What Is The Sequester? How Does It Affect You?

Money In A ViseDespite the immense impact it will have on American citizens, the sequestration that began March 1, 2013 has yet to capture the public’s attention at large. The sequester, or setting of widespread, $1.2 trillion federal budget cuts was a plan put in place in 2011 by the Budget Control Act as a way to force Congress into developing a long term deficit reduction plan. Though the cuts will be applied over 10 years, $85 billion of the cuts will be applied through the remaining 2013 fiscal year.

Many programs will be affected by the automatic budget cuts. Fortunately, there were programs that were able to escape reduced funding allocations. Among the safeguarded programs were the Children’s Health Insurance Program, Medicaid, Pell Grants, and Food Stamps.

Not nearly as lucky and receiving federal budget cuts are defense spending and domestic programs including: national parks and recreation, Federal Bureau of Investigations and defense spending.

Many individuals will see the sequester hit home through their healthcare as many public health programs will receive reduced funding.

Sequester Effects on Health

Both domestically and globally, efforts to combat the spread of HIV will be undermined by sequestration. In the United States, fewer HIV tests will be administered by the Public Health Department, affecting an estimated 425,000 people. Humanitarian aid will be cut by $600 million and more than 170,000 individuals worldwide will not be able to access AIDS medications which could in turn cause thousands of deaths and the orphanage of many children.

Lower income women will also feel the effects of the federal budget cuts when reductions in breast and cervical cancer screening programs go in to effect and cuts to the Special Supplemental Nutrition Program for Women, Infants, and Children (otherwise known as WIC) are realized. As of December 2012, the WIC program assisted over 9 million individuals with nutritious counseling and food on the monthly basis.

Seniors will have funding reduced for programs like Meals on Wheels, where nutritional foods are provided for chronically ill, diet affected individuals. The Medicare budget, already an issue for many healthcare providers, is being cut by 2%.

Food safety concerns related to sequestration exist on a national level due to $65 million in funding cut from the Food and Drug Administration. Already, there were mounting concerns about the state of food safety standards due to high numbers of US food recalls in 2012. The sequestration cuts deal another weighted blow.

Of the effect of the budget cuts, FDA Commissioner Margaret Hamberg said, “We’re going to be struggling with how to really grapple with the cuts of sequestration … clearly we will be able to provide less of the oversight functions and we won’t be able to broaden our reach to new facilities either, so inevitably that increases risk”

Mental health programs, another topic that has been on trend in the media, will also be receiving decreased funding due to the federal budget cuts. According to a White House Fact Sheet, the Mental Health Block Grant Program is at risk, causing up to 373,000 seriously mentally ill adults and seriously emotionally disturbed children to go untreated.

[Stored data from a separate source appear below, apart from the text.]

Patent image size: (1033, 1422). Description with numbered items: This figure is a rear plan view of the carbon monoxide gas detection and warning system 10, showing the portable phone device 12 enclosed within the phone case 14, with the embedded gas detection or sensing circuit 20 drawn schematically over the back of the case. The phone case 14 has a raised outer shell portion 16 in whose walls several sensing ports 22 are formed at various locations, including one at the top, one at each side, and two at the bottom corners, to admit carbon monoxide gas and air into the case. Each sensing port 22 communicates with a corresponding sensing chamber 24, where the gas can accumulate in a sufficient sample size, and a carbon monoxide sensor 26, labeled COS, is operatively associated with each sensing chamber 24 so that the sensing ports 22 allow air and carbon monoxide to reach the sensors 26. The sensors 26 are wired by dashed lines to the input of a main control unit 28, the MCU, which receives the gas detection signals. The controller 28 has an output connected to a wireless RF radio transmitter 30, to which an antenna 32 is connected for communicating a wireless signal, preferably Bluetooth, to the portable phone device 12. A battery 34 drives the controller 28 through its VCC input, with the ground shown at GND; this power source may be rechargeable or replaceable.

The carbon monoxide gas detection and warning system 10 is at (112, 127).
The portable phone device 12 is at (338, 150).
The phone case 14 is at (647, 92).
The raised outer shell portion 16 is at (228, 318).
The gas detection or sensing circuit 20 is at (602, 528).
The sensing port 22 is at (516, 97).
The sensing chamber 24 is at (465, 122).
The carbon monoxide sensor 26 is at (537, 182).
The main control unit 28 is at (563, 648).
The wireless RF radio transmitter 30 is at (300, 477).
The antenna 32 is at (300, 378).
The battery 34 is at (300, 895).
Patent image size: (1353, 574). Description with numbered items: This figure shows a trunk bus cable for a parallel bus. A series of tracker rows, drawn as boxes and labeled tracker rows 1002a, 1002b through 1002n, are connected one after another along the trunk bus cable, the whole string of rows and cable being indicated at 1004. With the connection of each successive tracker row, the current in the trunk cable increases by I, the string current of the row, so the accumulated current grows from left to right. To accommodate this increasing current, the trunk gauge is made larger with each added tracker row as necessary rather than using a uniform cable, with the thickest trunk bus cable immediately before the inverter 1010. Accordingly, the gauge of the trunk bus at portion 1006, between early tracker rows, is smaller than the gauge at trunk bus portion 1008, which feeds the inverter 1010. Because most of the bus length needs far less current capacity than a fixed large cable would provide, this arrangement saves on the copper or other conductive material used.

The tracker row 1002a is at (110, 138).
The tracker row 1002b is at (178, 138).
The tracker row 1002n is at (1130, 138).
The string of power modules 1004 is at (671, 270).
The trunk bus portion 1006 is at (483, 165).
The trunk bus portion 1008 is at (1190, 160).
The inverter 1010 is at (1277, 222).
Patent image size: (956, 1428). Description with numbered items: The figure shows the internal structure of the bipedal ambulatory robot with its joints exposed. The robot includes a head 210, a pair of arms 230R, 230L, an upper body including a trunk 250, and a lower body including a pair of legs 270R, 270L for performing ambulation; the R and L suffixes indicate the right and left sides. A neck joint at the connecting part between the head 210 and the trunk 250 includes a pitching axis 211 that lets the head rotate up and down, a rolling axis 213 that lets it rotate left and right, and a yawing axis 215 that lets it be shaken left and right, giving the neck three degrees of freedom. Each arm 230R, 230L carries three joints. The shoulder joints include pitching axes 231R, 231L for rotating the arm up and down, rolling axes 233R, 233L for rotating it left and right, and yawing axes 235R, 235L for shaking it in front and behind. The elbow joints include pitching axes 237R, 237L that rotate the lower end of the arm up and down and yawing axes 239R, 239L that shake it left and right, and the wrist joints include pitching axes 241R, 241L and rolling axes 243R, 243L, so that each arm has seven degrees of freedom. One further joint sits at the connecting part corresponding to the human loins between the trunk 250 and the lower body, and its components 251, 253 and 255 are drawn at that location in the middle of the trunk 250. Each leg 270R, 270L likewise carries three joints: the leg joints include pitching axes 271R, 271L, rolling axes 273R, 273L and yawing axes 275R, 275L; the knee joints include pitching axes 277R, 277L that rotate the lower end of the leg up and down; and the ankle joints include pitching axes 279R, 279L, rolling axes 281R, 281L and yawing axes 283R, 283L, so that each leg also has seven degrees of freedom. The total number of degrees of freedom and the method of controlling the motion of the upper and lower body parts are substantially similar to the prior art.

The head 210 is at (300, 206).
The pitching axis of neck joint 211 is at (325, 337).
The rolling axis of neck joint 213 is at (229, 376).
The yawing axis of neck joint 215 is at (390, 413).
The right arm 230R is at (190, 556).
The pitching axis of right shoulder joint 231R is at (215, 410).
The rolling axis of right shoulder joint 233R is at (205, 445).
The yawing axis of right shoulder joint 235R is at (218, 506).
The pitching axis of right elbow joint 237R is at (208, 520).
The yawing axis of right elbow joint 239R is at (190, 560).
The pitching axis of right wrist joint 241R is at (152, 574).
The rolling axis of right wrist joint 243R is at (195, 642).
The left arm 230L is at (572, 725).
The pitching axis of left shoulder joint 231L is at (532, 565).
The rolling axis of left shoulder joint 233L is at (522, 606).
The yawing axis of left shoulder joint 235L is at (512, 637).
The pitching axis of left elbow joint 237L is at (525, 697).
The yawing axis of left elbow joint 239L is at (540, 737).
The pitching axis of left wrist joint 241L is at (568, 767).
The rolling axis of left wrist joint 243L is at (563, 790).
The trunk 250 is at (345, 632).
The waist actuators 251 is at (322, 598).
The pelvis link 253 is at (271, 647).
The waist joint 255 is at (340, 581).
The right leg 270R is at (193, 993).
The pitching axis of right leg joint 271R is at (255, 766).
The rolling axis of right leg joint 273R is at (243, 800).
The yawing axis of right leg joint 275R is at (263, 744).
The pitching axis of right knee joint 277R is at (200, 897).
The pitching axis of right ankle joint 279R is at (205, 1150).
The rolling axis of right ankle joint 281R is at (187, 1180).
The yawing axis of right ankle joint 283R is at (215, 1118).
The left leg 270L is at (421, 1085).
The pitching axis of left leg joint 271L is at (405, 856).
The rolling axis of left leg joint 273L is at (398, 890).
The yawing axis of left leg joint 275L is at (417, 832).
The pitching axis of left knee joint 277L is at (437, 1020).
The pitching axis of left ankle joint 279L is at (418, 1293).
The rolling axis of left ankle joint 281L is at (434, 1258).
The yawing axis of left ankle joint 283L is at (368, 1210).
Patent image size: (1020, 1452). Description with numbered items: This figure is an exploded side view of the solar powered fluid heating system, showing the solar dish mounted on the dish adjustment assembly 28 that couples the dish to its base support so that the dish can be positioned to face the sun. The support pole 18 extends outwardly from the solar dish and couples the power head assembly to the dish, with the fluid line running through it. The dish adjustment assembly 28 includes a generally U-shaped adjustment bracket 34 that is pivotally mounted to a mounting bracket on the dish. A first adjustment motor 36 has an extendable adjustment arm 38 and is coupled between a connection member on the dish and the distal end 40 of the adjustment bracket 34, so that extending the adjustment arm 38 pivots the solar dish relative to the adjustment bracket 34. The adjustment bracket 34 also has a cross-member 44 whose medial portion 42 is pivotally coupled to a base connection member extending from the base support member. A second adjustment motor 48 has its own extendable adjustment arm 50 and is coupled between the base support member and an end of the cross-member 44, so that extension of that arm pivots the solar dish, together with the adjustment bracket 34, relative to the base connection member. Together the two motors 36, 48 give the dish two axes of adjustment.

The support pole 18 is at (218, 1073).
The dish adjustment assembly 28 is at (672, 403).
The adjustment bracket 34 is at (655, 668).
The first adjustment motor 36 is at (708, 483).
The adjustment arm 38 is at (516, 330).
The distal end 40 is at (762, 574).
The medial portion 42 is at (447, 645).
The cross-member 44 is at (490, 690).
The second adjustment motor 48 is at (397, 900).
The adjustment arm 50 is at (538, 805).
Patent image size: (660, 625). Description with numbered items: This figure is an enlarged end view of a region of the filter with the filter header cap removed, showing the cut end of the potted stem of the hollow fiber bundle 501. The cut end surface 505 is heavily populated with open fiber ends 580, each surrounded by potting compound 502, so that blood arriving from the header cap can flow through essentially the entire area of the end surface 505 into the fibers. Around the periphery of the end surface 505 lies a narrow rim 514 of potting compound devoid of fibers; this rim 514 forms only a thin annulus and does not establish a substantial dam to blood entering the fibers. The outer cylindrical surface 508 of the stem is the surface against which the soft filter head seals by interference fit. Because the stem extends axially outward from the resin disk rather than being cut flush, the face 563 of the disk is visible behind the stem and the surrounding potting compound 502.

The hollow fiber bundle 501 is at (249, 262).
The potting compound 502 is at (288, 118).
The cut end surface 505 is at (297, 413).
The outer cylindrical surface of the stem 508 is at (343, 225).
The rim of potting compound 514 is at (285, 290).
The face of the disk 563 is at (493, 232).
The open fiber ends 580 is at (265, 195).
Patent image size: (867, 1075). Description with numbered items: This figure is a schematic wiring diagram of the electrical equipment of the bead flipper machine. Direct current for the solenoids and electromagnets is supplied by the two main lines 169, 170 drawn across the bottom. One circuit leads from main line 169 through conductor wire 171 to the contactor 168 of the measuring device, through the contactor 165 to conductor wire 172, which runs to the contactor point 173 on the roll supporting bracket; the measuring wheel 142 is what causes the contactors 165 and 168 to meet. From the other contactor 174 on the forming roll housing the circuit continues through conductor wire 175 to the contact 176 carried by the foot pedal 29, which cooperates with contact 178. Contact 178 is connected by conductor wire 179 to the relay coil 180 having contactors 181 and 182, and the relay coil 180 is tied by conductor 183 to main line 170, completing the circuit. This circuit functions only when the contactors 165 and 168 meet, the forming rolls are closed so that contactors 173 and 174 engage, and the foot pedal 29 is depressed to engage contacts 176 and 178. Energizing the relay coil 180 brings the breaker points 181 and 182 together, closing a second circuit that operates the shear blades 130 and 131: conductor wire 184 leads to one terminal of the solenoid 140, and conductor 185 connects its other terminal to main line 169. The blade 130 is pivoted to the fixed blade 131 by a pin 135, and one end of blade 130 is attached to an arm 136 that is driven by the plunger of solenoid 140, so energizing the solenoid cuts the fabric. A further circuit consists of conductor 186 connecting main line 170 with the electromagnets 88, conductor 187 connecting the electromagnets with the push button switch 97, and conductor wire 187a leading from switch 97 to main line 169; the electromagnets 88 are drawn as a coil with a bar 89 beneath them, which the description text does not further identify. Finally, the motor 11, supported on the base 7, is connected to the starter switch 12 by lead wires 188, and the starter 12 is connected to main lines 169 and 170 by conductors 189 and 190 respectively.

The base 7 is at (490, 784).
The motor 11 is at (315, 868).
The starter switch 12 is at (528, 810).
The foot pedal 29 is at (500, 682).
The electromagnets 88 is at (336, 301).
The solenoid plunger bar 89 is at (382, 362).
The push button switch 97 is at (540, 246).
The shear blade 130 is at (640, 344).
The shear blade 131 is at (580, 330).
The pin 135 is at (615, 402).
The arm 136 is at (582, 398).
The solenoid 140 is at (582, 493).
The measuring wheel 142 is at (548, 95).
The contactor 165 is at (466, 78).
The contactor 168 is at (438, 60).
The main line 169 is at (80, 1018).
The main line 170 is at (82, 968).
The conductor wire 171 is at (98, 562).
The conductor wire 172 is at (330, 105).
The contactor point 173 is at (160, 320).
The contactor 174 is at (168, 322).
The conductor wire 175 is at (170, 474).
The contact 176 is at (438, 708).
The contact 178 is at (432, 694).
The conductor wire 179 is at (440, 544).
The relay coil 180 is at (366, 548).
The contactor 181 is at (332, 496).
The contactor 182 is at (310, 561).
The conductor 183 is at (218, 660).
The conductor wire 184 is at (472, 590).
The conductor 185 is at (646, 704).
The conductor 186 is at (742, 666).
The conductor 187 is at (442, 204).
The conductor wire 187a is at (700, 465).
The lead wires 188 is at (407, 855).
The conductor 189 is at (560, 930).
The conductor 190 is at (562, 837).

Mental illness has been at the center of the gun control debate spurred by the December 14, 2012 shooting at Sandy Hook Elementary in Newtown, Conn.

What Can You Do?

Become acquainted with the sequestration, Email and call your area politicians. Let them know how you feel about the issues. While you may not be able to speak directly to your representative, their offices will track comments and calls.

Additionally, these federal budget cuts make obtaining health insurance even more important. To add to the stipulations set forth by the Affordable Care Act, many of the government supported programs that were once used for flu shots and screenings may not be in place or available to everyone.